Ipsco's fair business position as a competitive steel minimill producer of coil and plate to industrial users, and tubular goods to the energy industry is offset by a weakened financial profile stemming from an extended period of difficult steel conditions, particularly in the market segments that Ipsco serves, S&PO commted.

The outlook for the company's markets is mixed. Demand for plate and coil from industrial users is tied to North American economic growth, and the outlook is increasingly uncertain, S&P said. Demand from the oil and gas industry, which accounts for about 35% of revenues, has run below expectations but is expected to pick up over the winter.

The effect of poor market conditions on Ipsco's credit measures has been compounded by capital expenditures undertaken to complete its third minimill, which increased the company's debt levels and added capacity during a period of weak demand, S&P said. Management responded to this weakness through a C$125 million equity issue in the spring, which reduced total adjusted debt to capital to about 37% (31% treating convertible subordinated notes as equity). Trailing EBIT and EBITDA interest coverage ratios are weak at 1.2 times and 2.3x, respectively.

Moody's cuts CenterPoint Energy to junk, rates loan Ba1

Moody's Investors Service downgraded CenterPoint Energy, Inc. to junk, affecting $12 billion of debt, and assigned a Ba1 rating to its new $3.85 billion bank facility.
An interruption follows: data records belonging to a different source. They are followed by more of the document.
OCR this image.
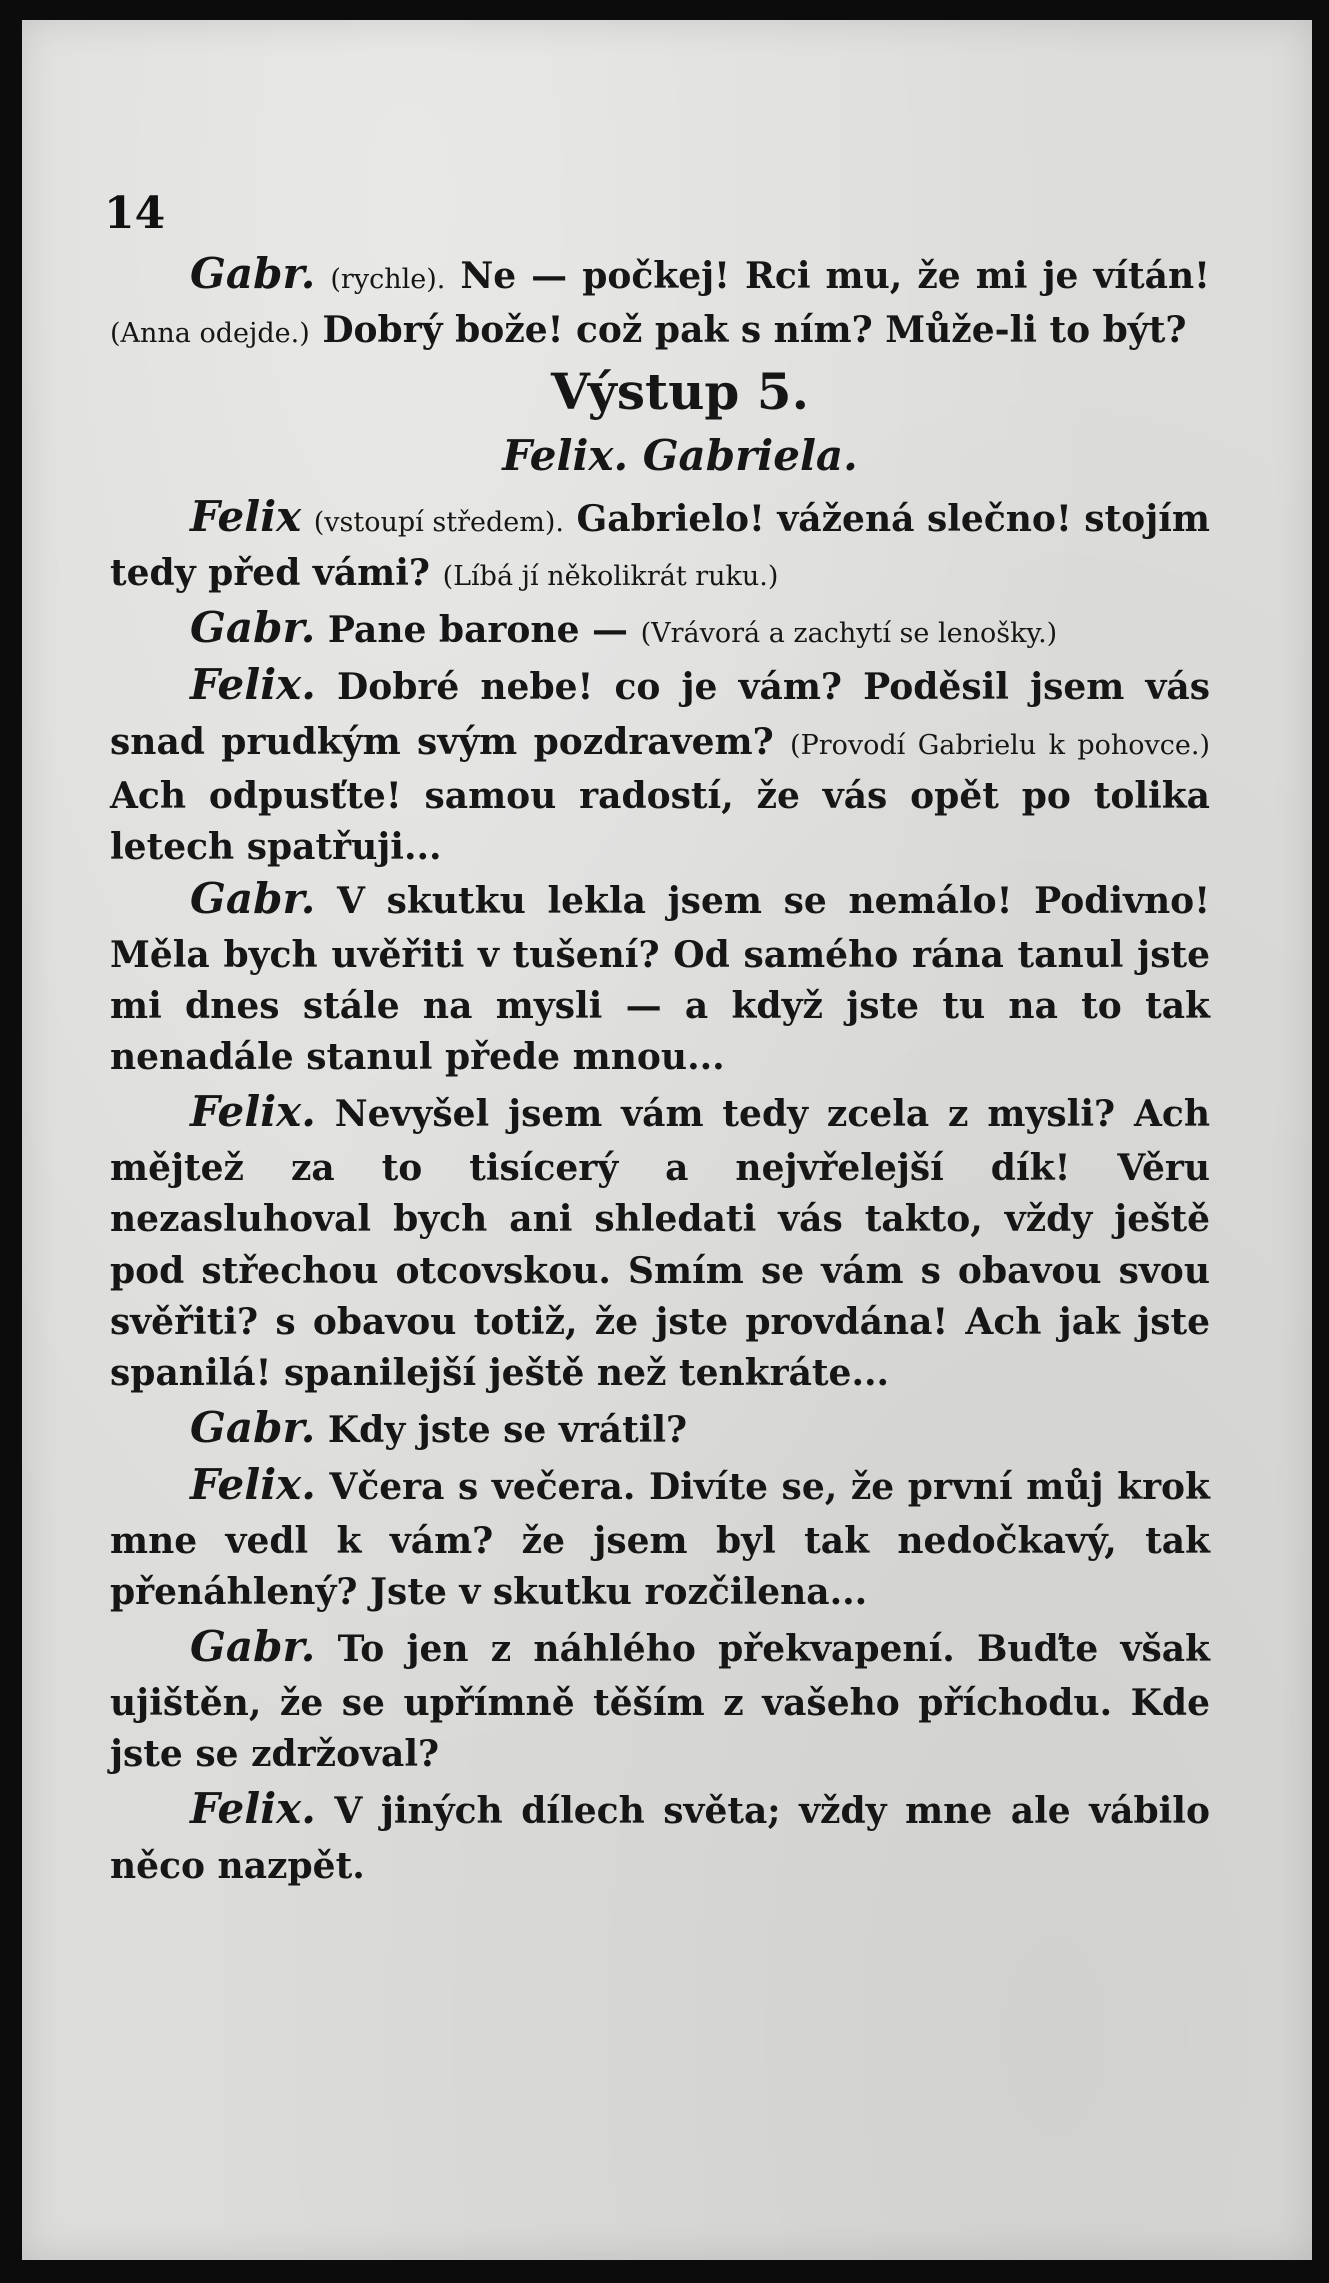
14

Gabr. (rychle). Ne — počkej! Rci mu, že mi je vítán! (Anna odejde.) Dobrý bože! což pak s ním? Může-li to být?

Výstup 5.

Felix. Gabriela.

Felix (vstoupí středem). Gabrielo! vážená slečno! stojím tedy před vámi? (Líbá jí několikrát ruku.)

Gabr. Pane barone — (Vrávorá a zachytí se lenošky.)

Felix. Dobré nebe! co je vám? Poděsil jsem vás snad prudkým svým pozdravem? (Provodí Gabrielu k pohovce.) Ach odpusťte! samou radostí, že vás opět po tolika letech spatřuji...

Gabr. V skutku lekla jsem se nemálo! Podivno! Měla bych uvěřiti v tušení? Od samého rána tanul jste mi dnes stále na mysli — a když jste tu na to tak nenadále stanul přede mnou...

Felix. Nevyšel jsem vám tedy zcela z mysli? Ach mějtež za to tisícerý a nejvřelejší dík! Věru nezasluhoval bych ani shledati vás takto, vždy ještě pod střechou otcovskou. Smím se vám s obavou svou svěřiti? s obavou totiž, že jste provdána! Ach jak jste spanilá! spanilejší ještě než tenkráte...

Gabr. Kdy jste se vrátil?

Felix. Včera s večera. Divíte se, že první můj krok mne vedl k vám? že jsem byl tak nedočkavý, tak přenáhlený? Jste v skutku rozčilena...

Gabr. To jen z náhlého překvapení. Buďte však ujištěn, že se upřímně těším z vašeho příchodu. Kde jste se zdržoval?

Felix. V jiných dílech světa; vždy mne ale vábilo něco nazpět.
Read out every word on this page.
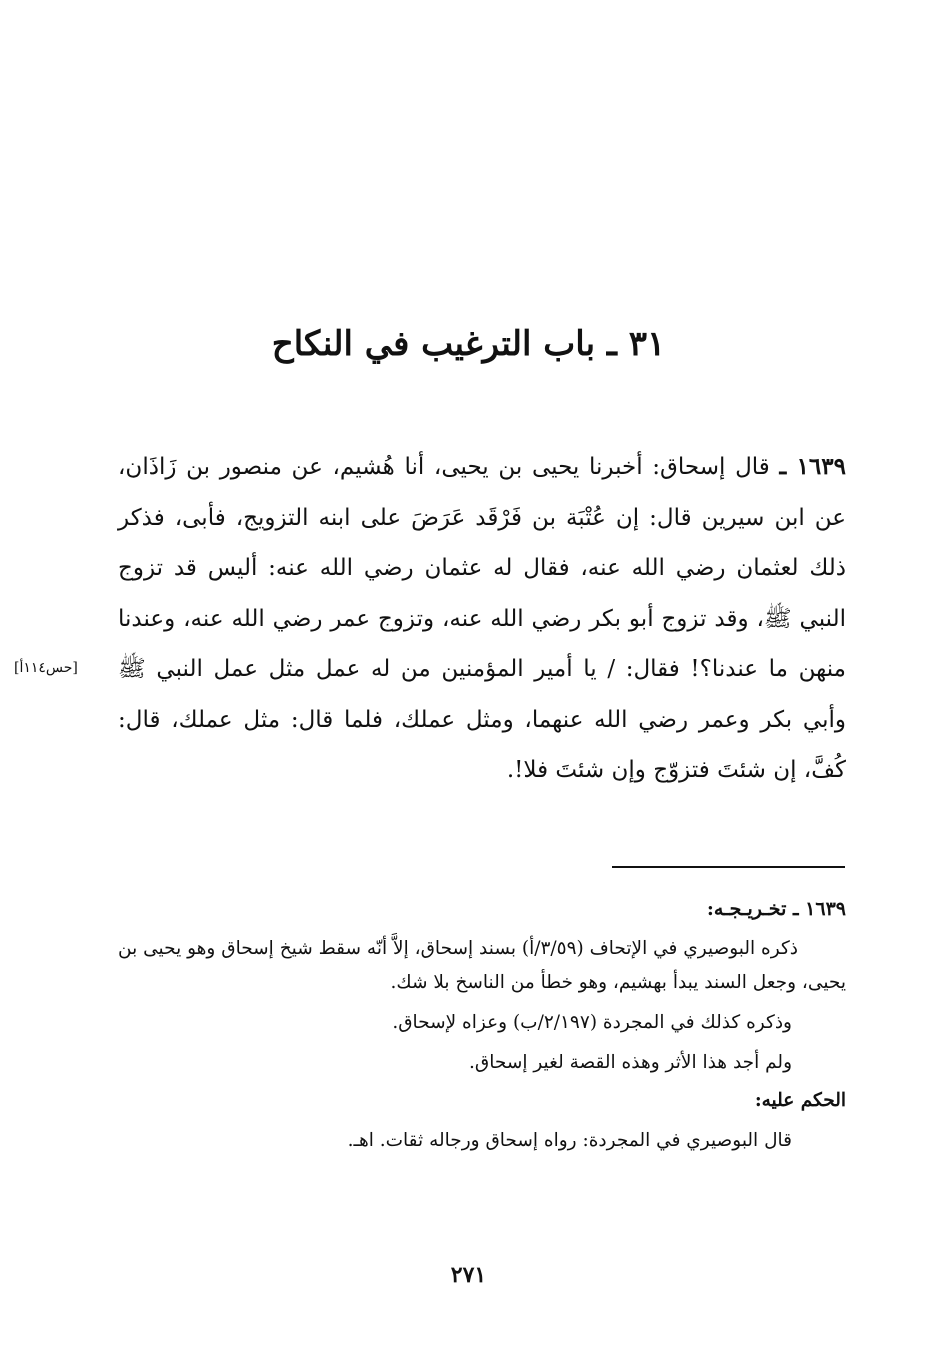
٣١ ـ باب الترغيب في النكاح

١٦٣٩ ـ قال إسحاق: أخبرنا يحيى بن يحيى، أنا هُشيم، عن منصور بن زَاذَان، عن ابن سيرين قال: إن عُتْبَة بن فَرْقَد عَرَضَ على ابنه التزويج، فأبى، فذكر ذلك لعثمان رضي الله عنه، فقال له عثمان رضي الله عنه: أليس قد تزوج النبي ﷺ، وقد تزوج أبو بكر رضي الله عنه، وتزوج عمر رضي الله عنه، وعندنا منهن ما عندنا؟! فقال: / يا أمير المؤمنين من له عمل مثل عمل النبي ﷺ وأبي بكر وعمر رضي الله عنهما، ومثل عملك، فلما قال: مثل عملك، قال: كُفَّ، إن شئتَ فتزوّج وإن شئتَ فلا!.

[حس١١٤أ]

١٦٣٩ ـ تخـريـجـه:

ذكره البوصيري في الإتحاف (٣/٥٩/أ) بسند إسحاق، إلاَّ أنّه سقط شيخ إسحاق وهو يحيى بن يحيى، وجعل السند يبدأ بهشيم، وهو خطأ من الناسخ بلا شك.

وذكره كذلك في المجردة (٢/١٩٧/ب) وعزاه لإسحاق.

ولم أجد هذا الأثر وهذه القصة لغير إسحاق.

الحكم عليه:

قال البوصيري في المجردة: رواه إسحاق ورجاله ثقات. اهـ.

٢٧١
Ratings lowered include CenterPoint's senior unsecured debt, cut to Ba1 from Baa2. Moody's also lowered CenterPoint Energy Resources Corp.'s senior unsecured debt to Ba1 from Baa2 and CenterPoint Energy Houston Electric to Baa2 from A3 and assigned a Baa2 secured rating to its new $850 million secured bank facility.

Moody's said the downgrades reflect the limited financial flexibility experienced by the holding company given delays in spinning-off its 80% owned subsidiary, Reliant Resources, Inc. (RRI, Ba3) which it finally accomplished Sept. 30.

Reliant Resources-related challenges have constrained CenterPoint Energy's access to capital markets and as a result, the company implemented new credit facilities on Oct. 10 which Moody's believes contain onerous terms.

New facilities available to CenterPoint total $4.7 billion in 364 day bank financing, due in October 2003. However, the facilities ($3.850 million available to the parent and $850 million available to the Houston Electric) mature on Nov. 15 unless $420 million is arranged at Houston Electric to replace a maturing bond. Both facilities contain mandatory commitment reductions next year ($600 million in each of February and June of 2003 for the parent, and $450 million in April for the Houston Electric.) The company is in discussions with third parties to arrange the financing and plans to access the capital markets to replace bank funding next year.

The negative outlook at CenterPoint Energy reflects near term liquidity challenges in the mandatory commitment reductions required in the bank financing, Moody's added. The negative outlook at CenterPoint Energy Resources reflects its dependence upon CenterPoint Energy for interim liquidity needs.